Autism Speaks staffed two “calming areas” with beanbag chairs, coloring books, and squishy toys. The house lights remained half lit, strobe lights were eliminated, percussion and roars tamped down.
Liz Feld, the group’s national president, took the stage to encourage the audience “to sing and dance and clap and do whatever you want to do!”
They did. There were cheers for the heroes and jeers for the villains. Children bounced in their seats, rocked back and forth, or stood up. A few of the smaller ones ran up and down the aisles, under the eye of a parent. Some left but came back. Some simply left.
Susan Linehan and her son, Patrick, 20, sat in the second row, where he was glued to the action. “It was like two Thanksgivings and two Christmases combined,” said Linehan, who lives in Sharon. “If a kid was crying or screaming, no one cared because that could have been each and every one of our kids. It was like one big family.”
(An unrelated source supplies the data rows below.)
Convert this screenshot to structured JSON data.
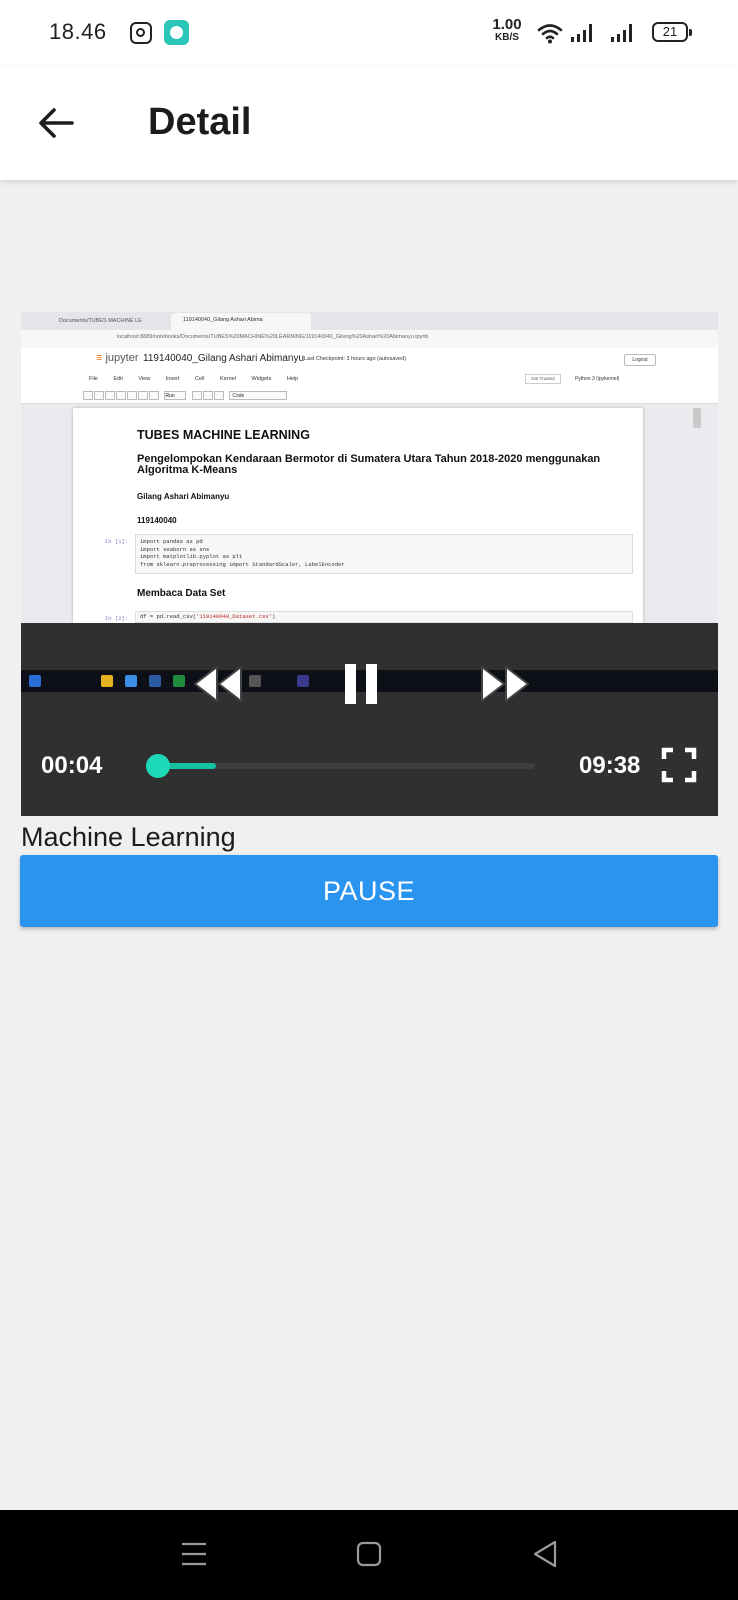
{
  "status_bar": {
    "time": "18.46",
    "net_speed_value": "1.00",
    "net_speed_unit": "KB/S",
    "battery": "21",
    "app_icons": [
      "instagram-icon",
      "chat-app-icon"
    ]
  },
  "app_bar": {
    "title": "Detail",
    "back_icon": "arrow-left-icon"
  },
  "video_frame": {
    "browser_tab_1": "Documents/TUBES MACHINE LE",
    "browser_tab_2": "119140040_Gilang Ashari Abima",
    "url": "localhost:8889/notebooks/Documents/TUBES%20MACHINE%20LEARNING/119140040_Gilang%20Ashari%20Abimanyu.ipynb",
    "jupyter_logo": "jupyter",
    "notebook_name": "119140040_Gilang Ashari Abimanyu",
    "checkpoint": "Last Checkpoint: 3 hours ago  (autosaved)",
    "logout": "Logout",
    "menu": "File Edit View Insert Cell Kernel Widgets Help",
    "trusted": "Not Trusted",
    "kernel": "Python 3 (ipykernel)",
    "run_label": "Run",
    "cell_type": "Code",
    "heading": "TUBES MACHINE LEARNING",
    "subtitle": "Pengelompokan Kendaraan Bermotor di Sumatera Utara Tahun 2018-2020 menggunakan Algoritma K-Means",
    "author": "Gilang Ashari Abimanyu",
    "nim": "119140040",
    "cell1_prompt": "In [1]:",
    "cell1_lines": [
      "import pandas as pd",
      "import seaborn as sns",
      "import matplotlib.pyplot as plt",
      "from sklearn.preprocessing import StandardScaler, LabelEncoder"
    ],
    "section_heading": "Membaca Data Set",
    "cell2_prompt": "In [2]:",
    "cell2_code_prefix": "df = pd.read_csv(",
    "cell2_code_string": "'119140040_Dataset.csv'",
    "cell2_code_suffix": ")"
  },
  "player": {
    "current_time": "00:04",
    "duration": "09:38",
    "progress_fraction": 0.007,
    "buffered_fraction": 0.16,
    "controls": [
      "rewind-icon",
      "pause-icon",
      "fast-forward-icon",
      "fullscreen-icon"
    ],
    "accent_color": "#1ed9b8"
  },
  "content": {
    "video_label": "Machine Learning",
    "pause_button_label": "PAUSE",
    "button_color": "#2a95f0"
  },
  "nav_bar": {
    "buttons": [
      "menu-icon",
      "home-icon",
      "back-triangle-icon"
    ]
  }
}
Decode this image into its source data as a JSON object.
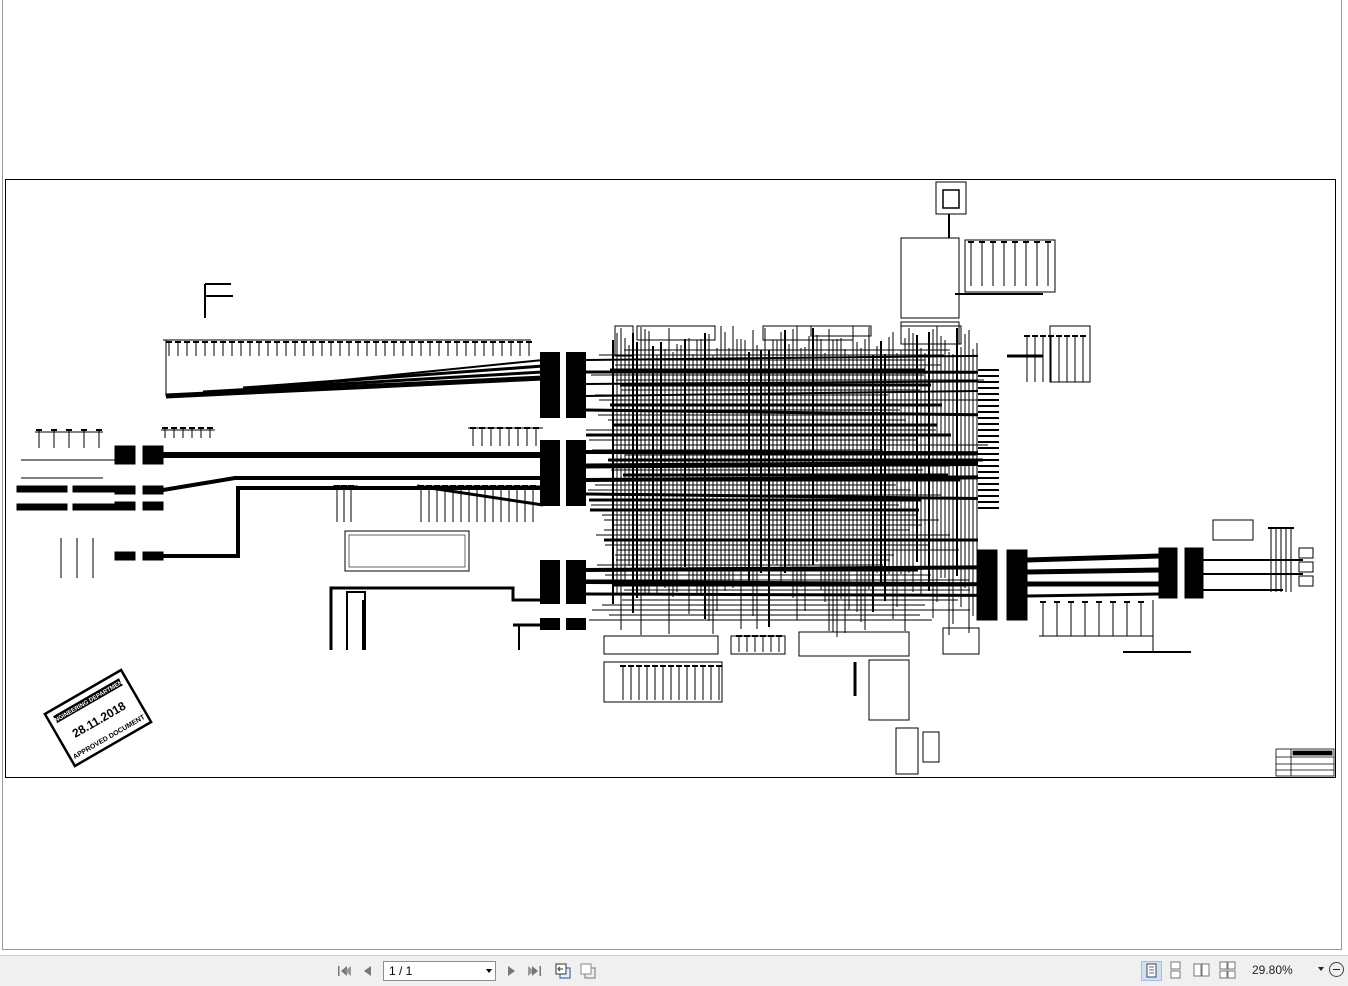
{
  "stamp": {
    "department": "ENGINEERING DEPARTMENT",
    "date": "28.11.2018",
    "status": "APPROVED DOCUMENT"
  },
  "toolbar": {
    "page_indicator": "1 / 1",
    "zoom_level": "29.80%",
    "icons": [
      "first-page-icon",
      "previous-page-icon",
      "next-page-icon",
      "last-page-icon",
      "previous-view-icon",
      "next-view-icon",
      "single-page-icon",
      "continuous-page-icon",
      "facing-pages-icon",
      "continuous-facing-icon",
      "zoom-out-icon"
    ]
  },
  "colors": {
    "ink": "#000000",
    "paper": "#ffffff",
    "statusbar": "#f0f0f0",
    "active_view": "#cde0f5"
  }
}
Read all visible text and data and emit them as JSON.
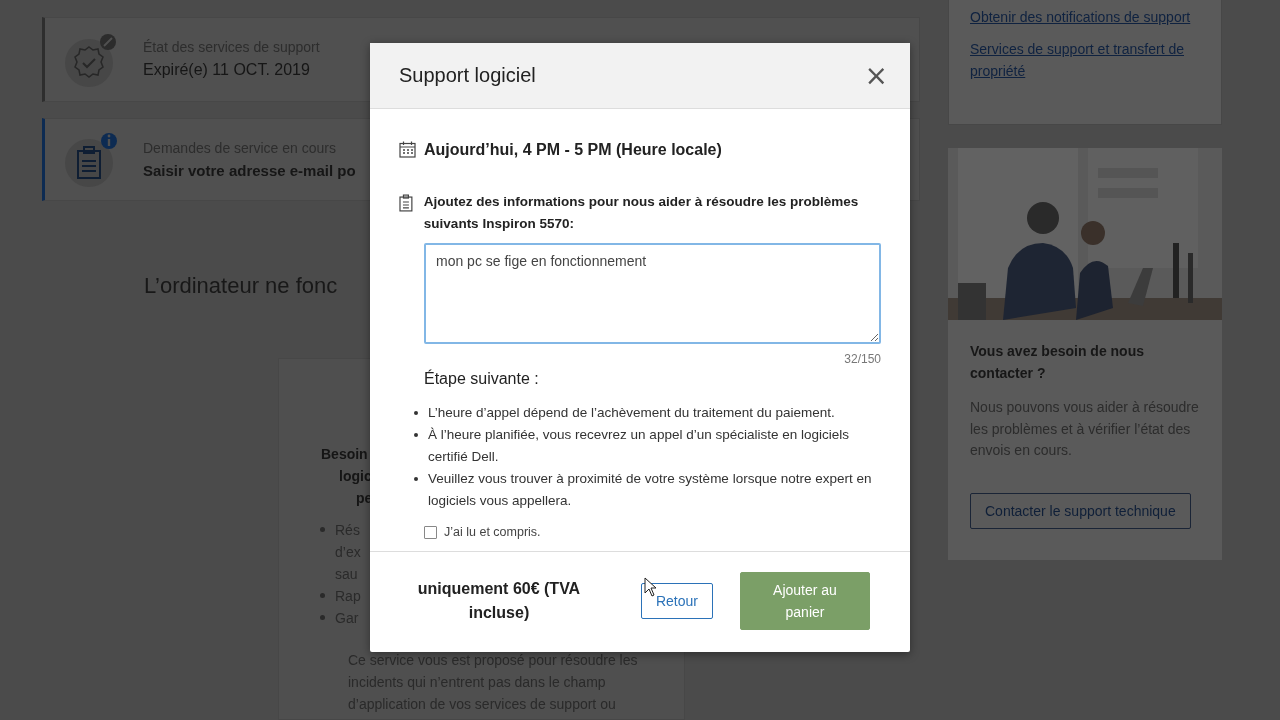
{
  "status_cards": [
    {
      "kind": "warranty",
      "color": "#2e2e2e",
      "label": "État des services de support",
      "value": "Expiré(e) 11 OCT. 2019"
    },
    {
      "kind": "requests",
      "color": "#0d2b52",
      "label": "Demandes de service en cours",
      "value": "Saisir votre adresse e-mail po"
    }
  ],
  "section_heading": "L’ordinateur ne fonc",
  "offer_card": {
    "title_lines": [
      "Besoin",
      "logic",
      "pe"
    ],
    "bullets": [
      "Rés",
      "d’ex",
      "sau",
      "Rap",
      "Gar"
    ],
    "description_lines": [
      "Ce service vous est proposé pour résoudre les",
      "incidents qui n’entrent pas dans le champ",
      "d’application de vos services de support ou"
    ]
  },
  "sidebar": {
    "links": [
      "Obtenir des notifications de support",
      "Services de support et transfert de propriété"
    ],
    "contact": {
      "title": "Vous avez besoin de nous contacter ?",
      "text": "Nous pouvons vous aider à résoudre les problèmes et à vérifier l’état des envois en cours.",
      "button": "Contacter le support technique"
    }
  },
  "dialog": {
    "title": "Support logiciel",
    "close": "×",
    "schedule": "Aujourd’hui, 4 PM - 5 PM (Heure locale)",
    "prompt": "Ajoutez des informations pour nous aider à résoudre les problèmes suivants Inspiron 5570:",
    "description": {
      "value": "mon pc se fige en fonctionnement",
      "counter": "32/150",
      "focused": true
    },
    "next_step": {
      "title": "Étape suivante :",
      "items": [
        "L’heure d’appel dépend de l’achèvement du traitement du paiement.",
        " À l’heure planifiée, vous recevrez un appel d’un spécialiste en logiciels certifié Dell.",
        " Veuillez vous trouver à proximité de votre système lorsque notre expert en logiciels vous appellera."
      ]
    },
    "acknowledge": {
      "label": "J’ai lu et compris.",
      "checked": false
    },
    "price": "uniquement 60€ (TVA incluse)",
    "buttons": [
      {
        "kind": "secondary",
        "label": "Retour",
        "disabled": false
      },
      {
        "kind": "primary",
        "label": "Ajouter au panier",
        "disabled": true
      }
    ]
  }
}
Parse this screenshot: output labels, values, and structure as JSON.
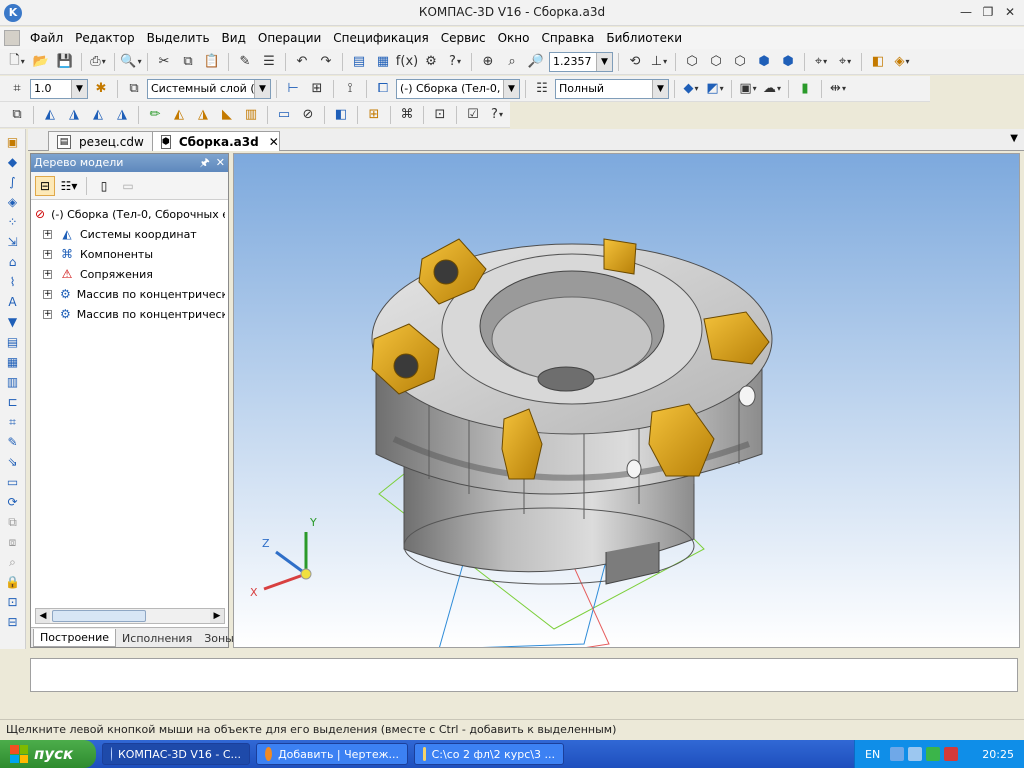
{
  "window": {
    "title": "КОМПАС-3D V16  - Сборка.a3d",
    "app_logo": "K",
    "controls": [
      "—",
      "❐",
      "✕"
    ]
  },
  "menu": [
    "Файл",
    "Редактор",
    "Выделить",
    "Вид",
    "Операции",
    "Спецификация",
    "Сервис",
    "Окно",
    "Справка",
    "Библиотеки"
  ],
  "toolbar": {
    "zoom_value": "1.2357",
    "line_width": "1.0",
    "layer": "Системный слой (0)",
    "component": "(-) Сборка (Тел-0, С",
    "display_mode": "Полный"
  },
  "doc_tabs": [
    {
      "label": "резец.cdw"
    },
    {
      "label": "Сборка.a3d"
    }
  ],
  "tree_panel": {
    "title": "Дерево модели",
    "items": [
      {
        "label": "(-) Сборка (Тел-0, Сборочных е"
      },
      {
        "label": "Системы координат"
      },
      {
        "label": "Компоненты"
      },
      {
        "label": "Сопряжения"
      },
      {
        "label": "Массив по концентрическо"
      },
      {
        "label": "Массив по концентрическо"
      }
    ],
    "tabs": [
      "Построение",
      "Исполнения",
      "Зоны"
    ]
  },
  "axes": {
    "x": "X",
    "y": "Y",
    "z": "Z"
  },
  "status": "Щелкните левой кнопкой мыши на объекте для его выделения (вместе с Ctrl - добавить к выделенным)",
  "taskbar": {
    "start_label": "пуск",
    "tasks": [
      {
        "label": "КОМПАС-3D V16  - С..."
      },
      {
        "label": "Добавить | Чертеж..."
      },
      {
        "label": "C:\\со 2 фл\\2 курс\\3 ..."
      }
    ],
    "language": "EN",
    "clock": "20:25"
  },
  "colors": {
    "accent": "#3a78c8",
    "insert_gold": "#e0a81a",
    "body_gray": "#a8a8a8"
  }
}
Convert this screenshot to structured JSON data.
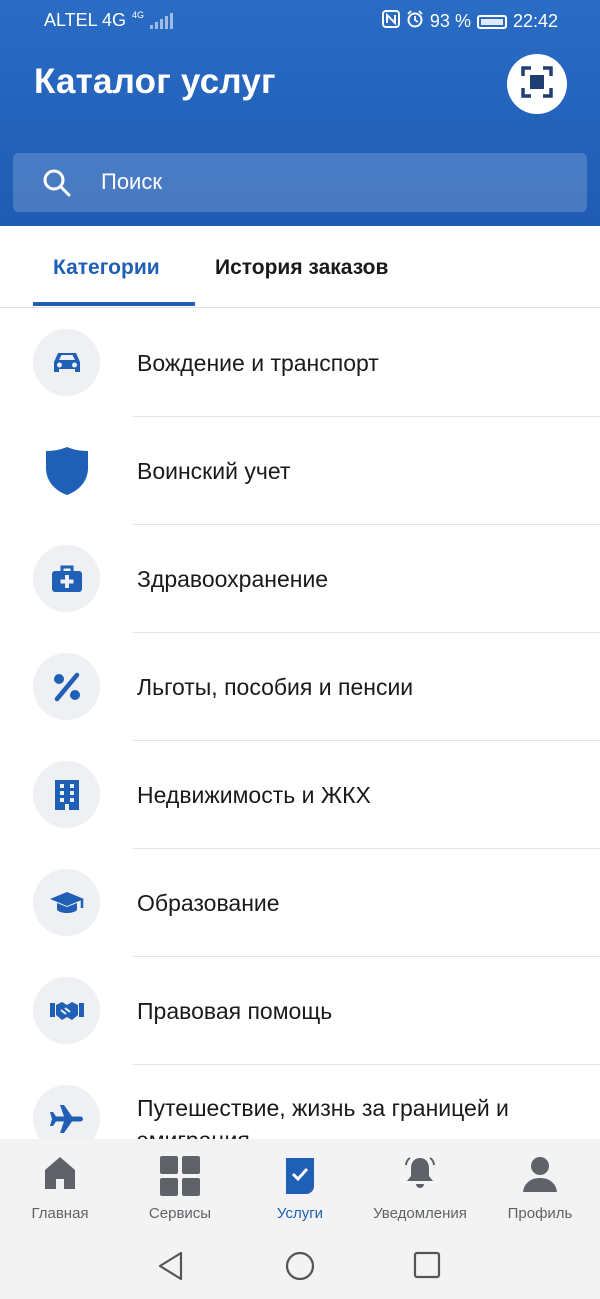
{
  "status_bar": {
    "carrier": "ALTEL 4G",
    "network_badge": "4G",
    "battery": "93 %",
    "time": "22:42"
  },
  "header": {
    "title": "Каталог услуг",
    "scan_icon": "qr-scan-icon"
  },
  "search": {
    "placeholder": "Поиск"
  },
  "tabs": [
    {
      "label": "Категории",
      "active": true
    },
    {
      "label": "История заказов",
      "active": false
    }
  ],
  "categories": [
    {
      "label": "Вождение и транспорт",
      "icon": "car-icon"
    },
    {
      "label": "Воинский учет",
      "icon": "shield-icon"
    },
    {
      "label": "Здравоохранение",
      "icon": "medical-kit-icon"
    },
    {
      "label": "Льготы, пособия и пенсии",
      "icon": "percent-icon"
    },
    {
      "label": "Недвижимость и ЖКХ",
      "icon": "building-icon"
    },
    {
      "label": "Образование",
      "icon": "graduation-cap-icon"
    },
    {
      "label": "Правовая помощь",
      "icon": "handshake-icon"
    },
    {
      "label": "Путешествие, жизнь за границей и эмиграция",
      "icon": "airplane-icon"
    }
  ],
  "bottom_nav": [
    {
      "label": "Главная",
      "icon": "home-icon",
      "active": false
    },
    {
      "label": "Сервисы",
      "icon": "grid-icon",
      "active": false
    },
    {
      "label": "Услуги",
      "icon": "services-check-icon",
      "active": true
    },
    {
      "label": "Уведомления",
      "icon": "bell-icon",
      "active": false
    },
    {
      "label": "Профиль",
      "icon": "profile-icon",
      "active": false
    }
  ],
  "colors": {
    "primary": "#1f5fb6",
    "header_bg": "#2a6cc4",
    "icon_plate": "#eef0f3",
    "nav_inactive": "#5f6368"
  }
}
The Boston autism community is still abuzz about the show, she said, with parents sharing posts on social media and hoping for more such performances. “The Lion King” closed Sunday, but Jaffe said future Broadway in Boston shows may have similar potential.
Tshidi Manye, who played the baboon Rafiki, had performed in other autistic-sensitive performances before Boston. “The first time we did it, I wept like a baby, seeing the kids able to laugh and do what they want,” she said. “At one point, Scar says, ‘Tell them, Simba, tell them who killed your dad!’ And one of the kids shouted, ‘You did!’ ”
Until Saturday, Warren and Julie Grasso of Marlborough had never been to the theater with their children, Elizabeth, 11, and Thomas, 14. Their son, who is on the spectrum, wore his “Hakuna Matata” T-shirt and headphones.
Thomas was afraid at first and wanted to go home, but instead went to a calming area. He returned for the second act.
When the show ended, there were tears and hugs in the crowd, and a standing ovation for the cast. But the audience might also have been applauding itself.
Kathy Mulkerrins of Milton was in the front row with her autistic 20-year-old son, Joseph, her daughter, and niece. “I wasn’t 100 percent sure he would enjoy the musical versus the TV screen,” she said, “but boy oh boy, from the minute it started, it was unbelievable.”
Mulkerrins is eager for another show. “Now that the door’s been open, I think we’ll be doing it again.”